By James W. Brundage
Holy War, edited by Thomas Patrick Murphy (Ohio State University Press, 1976)
Introduction: Violence has always been a problem for human societies. Western European societies, which have traditionally identified themselves as Christian, tend to find this problem especially vexing. The Christian ethic, after all, gives particular prominence in its value system to love of one’s neighbor, and violent behavior is the very antithesis of the virtue of love. Yet both private mayhem and organized public hostilities have continued to erupt in Western European societies. This fact presents a notable difficulty for Christian thinkers and writers, who have commonly felt a need to try to reconcile the violent, warring actions of men, including Christian men, with the theological values they profess.
War represents the ultimate degree of organized violence between communities. War has, accordingly, always been a thorny subject for Christian writers and the Church’s attitude has been markedly ambivalent on this subject. Despite their pacific ideals, Christian moralists and theologians were compelled to recognize that war was a fact of life. During the Middle Ages, Western intellectuals began to analyze in some detail the various aspects of war. Their treatments of the subject became increasingly sophisticated during the years between about 1000 and 1300. Out of the discussions of war in this period there emerged a fundamental transformation of the way in which the problem was treated. This change involved a transition from a consideration of war as primarily a moral and theological problem to a conception of war as fundamentally a problem of law. Likewise, as the Church’s enforcement powers increased, theological moralizing tended to be replaced by a more rigorous categorization of hostile action.

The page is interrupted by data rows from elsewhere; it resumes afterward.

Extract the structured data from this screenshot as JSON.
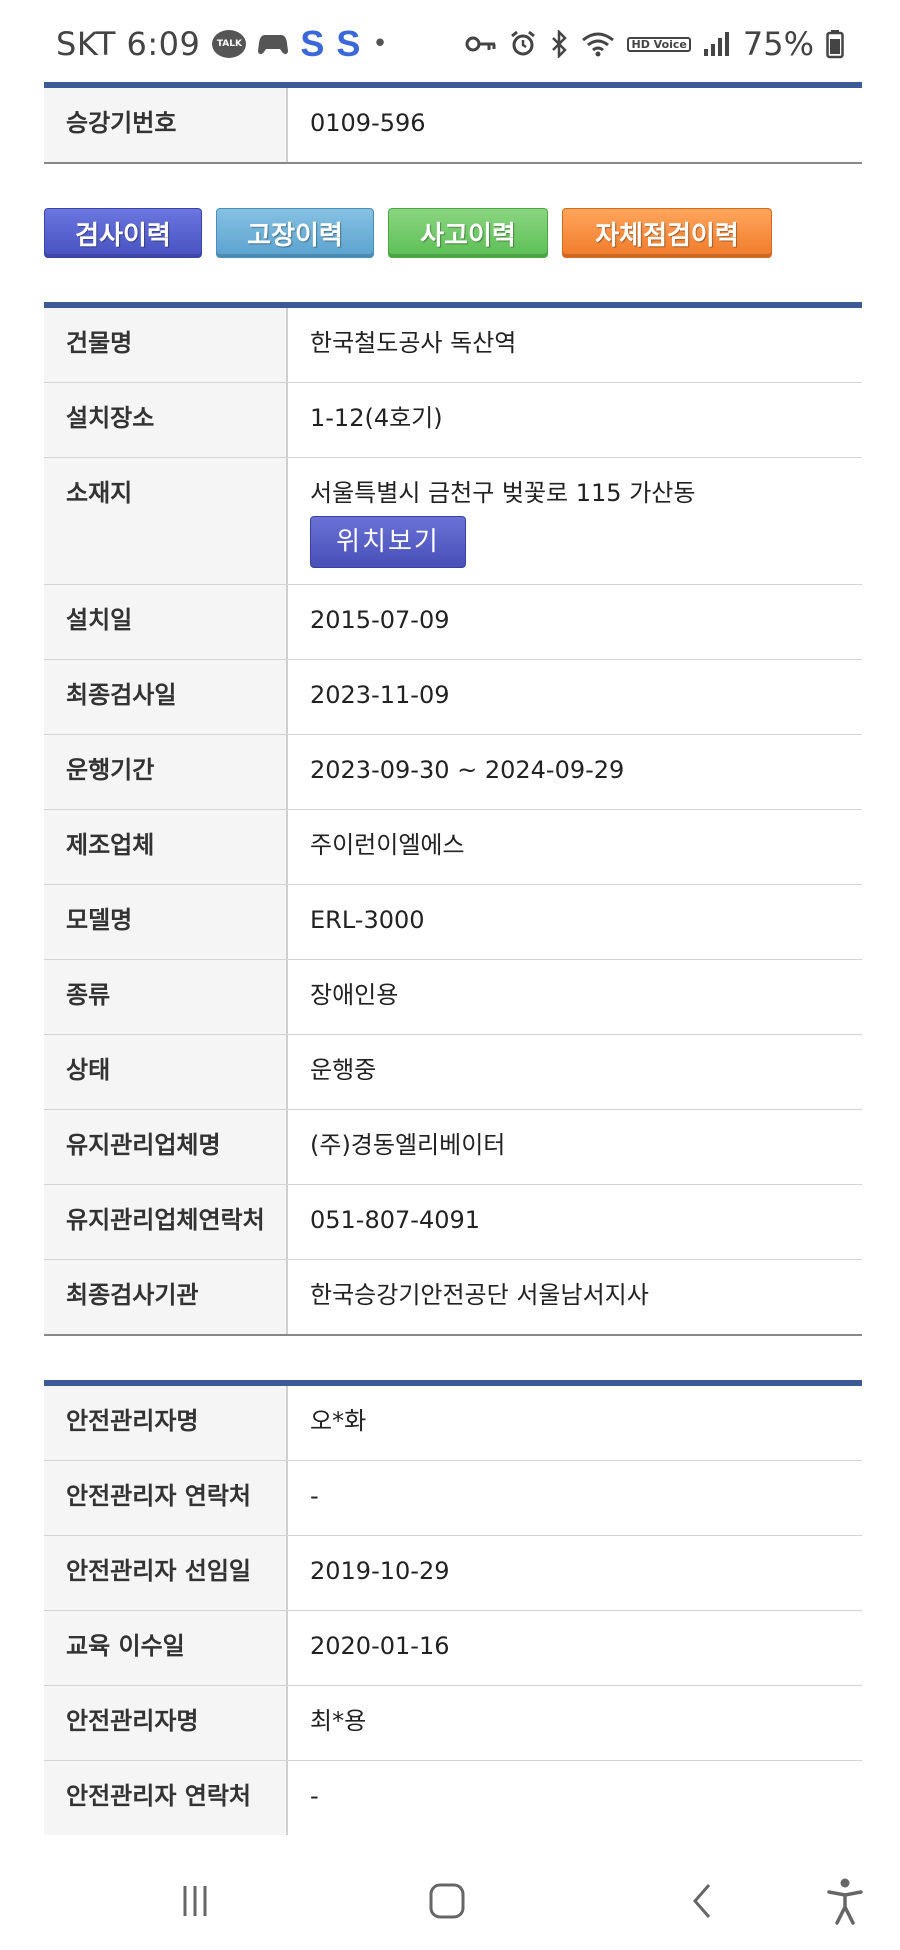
{
  "status_bar": {
    "carrier_time": "SKT 6:09",
    "talk_badge": "TALK",
    "s_icon_1": "S",
    "s_icon_2": "S",
    "dot": "•",
    "hd_voice": "HD Voice",
    "battery": "75%",
    "icons": [
      "talk-icon",
      "game-icon",
      "s-icon",
      "s-icon",
      "key-icon",
      "alarm-icon",
      "bluetooth-icon",
      "wifi-icon",
      "hd-voice-icon",
      "signal-icon",
      "battery-icon"
    ]
  },
  "top_table": {
    "rows": [
      {
        "label": "승강기번호",
        "value": "0109-596"
      }
    ]
  },
  "history_buttons": {
    "inspection": "검사이력",
    "fault": "고장이력",
    "accident": "사고이력",
    "self_check": "자체점검이력"
  },
  "info_table": {
    "building_label": "건물명",
    "building_value": "한국철도공사 독산역",
    "location_label": "설치장소",
    "location_value": "1-12(4호기)",
    "address_label": "소재지",
    "address_value": "서울특별시 금천구 벚꽃로 115 가산동",
    "map_button": "위치보기",
    "rows": [
      {
        "label": "설치일",
        "value": "2015-07-09"
      },
      {
        "label": "최종검사일",
        "value": "2023-11-09"
      },
      {
        "label": "운행기간",
        "value": "2023-09-30 ~ 2024-09-29"
      },
      {
        "label": "제조업체",
        "value": "주이런이엘에스"
      },
      {
        "label": "모델명",
        "value": "ERL-3000"
      },
      {
        "label": "종류",
        "value": "장애인용"
      },
      {
        "label": "상태",
        "value": "운행중"
      },
      {
        "label": "유지관리업체명",
        "value": "(주)경동엘리베이터"
      },
      {
        "label": "유지관리업체연락처",
        "value": "051-807-4091"
      },
      {
        "label": "최종검사기관",
        "value": "한국승강기안전공단 서울남서지사"
      }
    ]
  },
  "manager_table": {
    "rows": [
      {
        "label": "안전관리자명",
        "value": "오*화"
      },
      {
        "label": "안전관리자 연락처",
        "value": "-"
      },
      {
        "label": "안전관리자 선임일",
        "value": "2019-10-29"
      },
      {
        "label": "교육 이수일",
        "value": "2020-01-16"
      },
      {
        "label": "안전관리자명",
        "value": "최*용"
      },
      {
        "label": "안전관리자 연락처",
        "value": "-"
      }
    ]
  },
  "nav_bar": {
    "icons": [
      "recent-apps-icon",
      "home-icon",
      "back-icon",
      "accessibility-icon"
    ]
  }
}
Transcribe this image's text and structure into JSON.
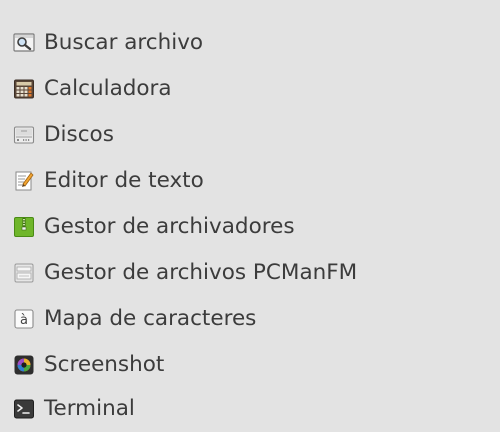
{
  "menu": {
    "items": [
      {
        "label": "Buscar archivo",
        "icon": "magnifier-icon"
      },
      {
        "label": "Calculadora",
        "icon": "calculator-icon"
      },
      {
        "label": "Discos",
        "icon": "disk-icon"
      },
      {
        "label": "Editor de texto",
        "icon": "text-editor-icon"
      },
      {
        "label": "Gestor de archivadores",
        "icon": "archive-manager-icon"
      },
      {
        "label": "Gestor de archivos PCManFM",
        "icon": "file-manager-icon"
      },
      {
        "label": "Mapa de caracteres",
        "icon": "character-map-icon"
      },
      {
        "label": "Screenshot",
        "icon": "screenshot-icon"
      },
      {
        "label": "Terminal",
        "icon": "terminal-icon"
      }
    ]
  },
  "colors": {
    "background": "#e3e3e3",
    "text": "#3c3c3c"
  }
}
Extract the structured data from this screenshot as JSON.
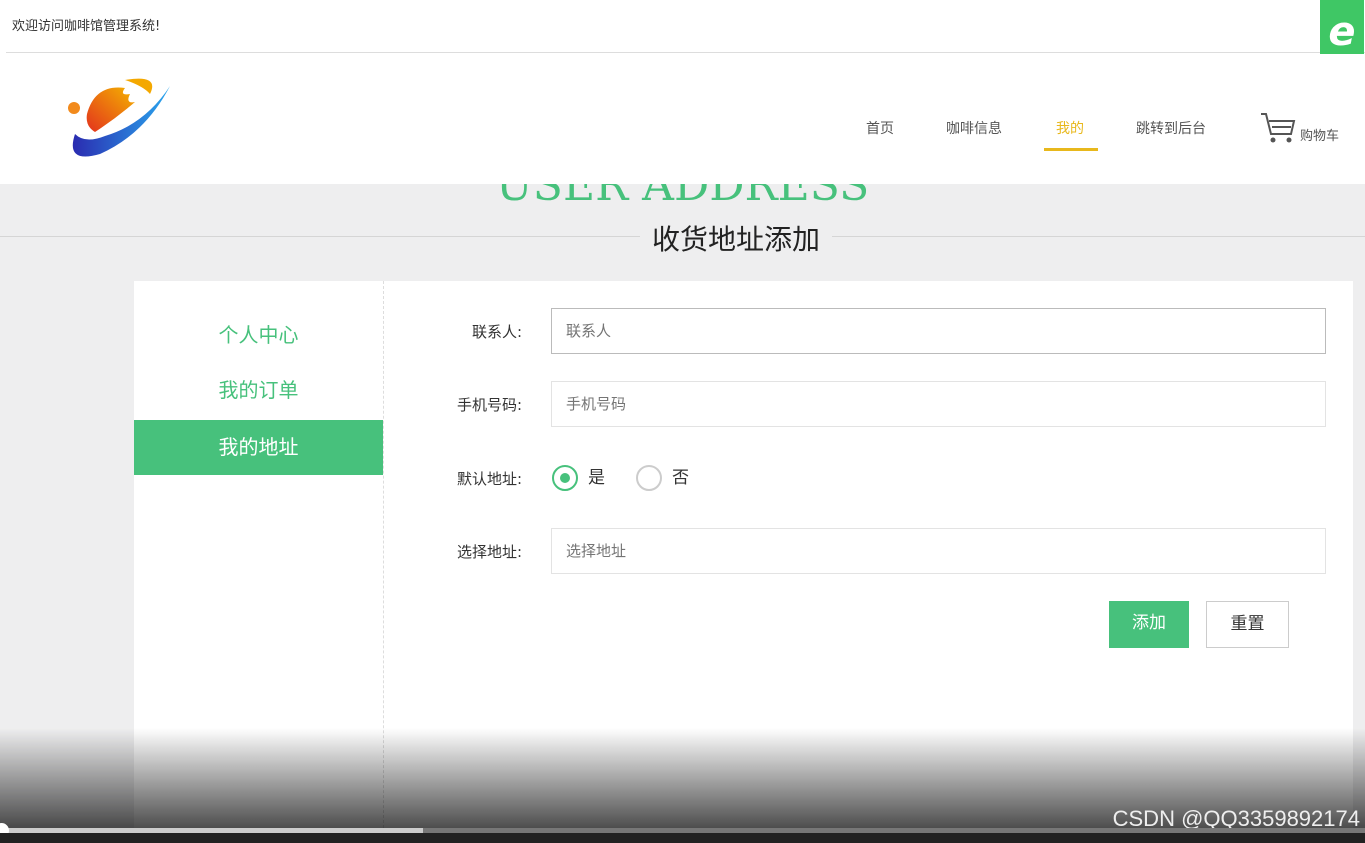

One result of this transition from theological-moralistic thinking about war to a legal treatment of these activities was a change in the kinds of problems that were addressed. There was considerable overlap, of course. Both theologians and lawyers were concerned about such matters as whether a given war was just or unjust, licit or illicit. But they tended to be interested in these questions for different reasons and to judge them by different criteria. Both groups needed to deal with the problem of who has the power to declare war, but again they did so for rather different reasons and might arrive at differing conclusions. Other problems were far more central to the concerns of lawyers than of theologians —questions of property rights, for example, questions about liability for damage resulting from war, the legitimacy of conquest, its implications for possessory and jurisdictional rights.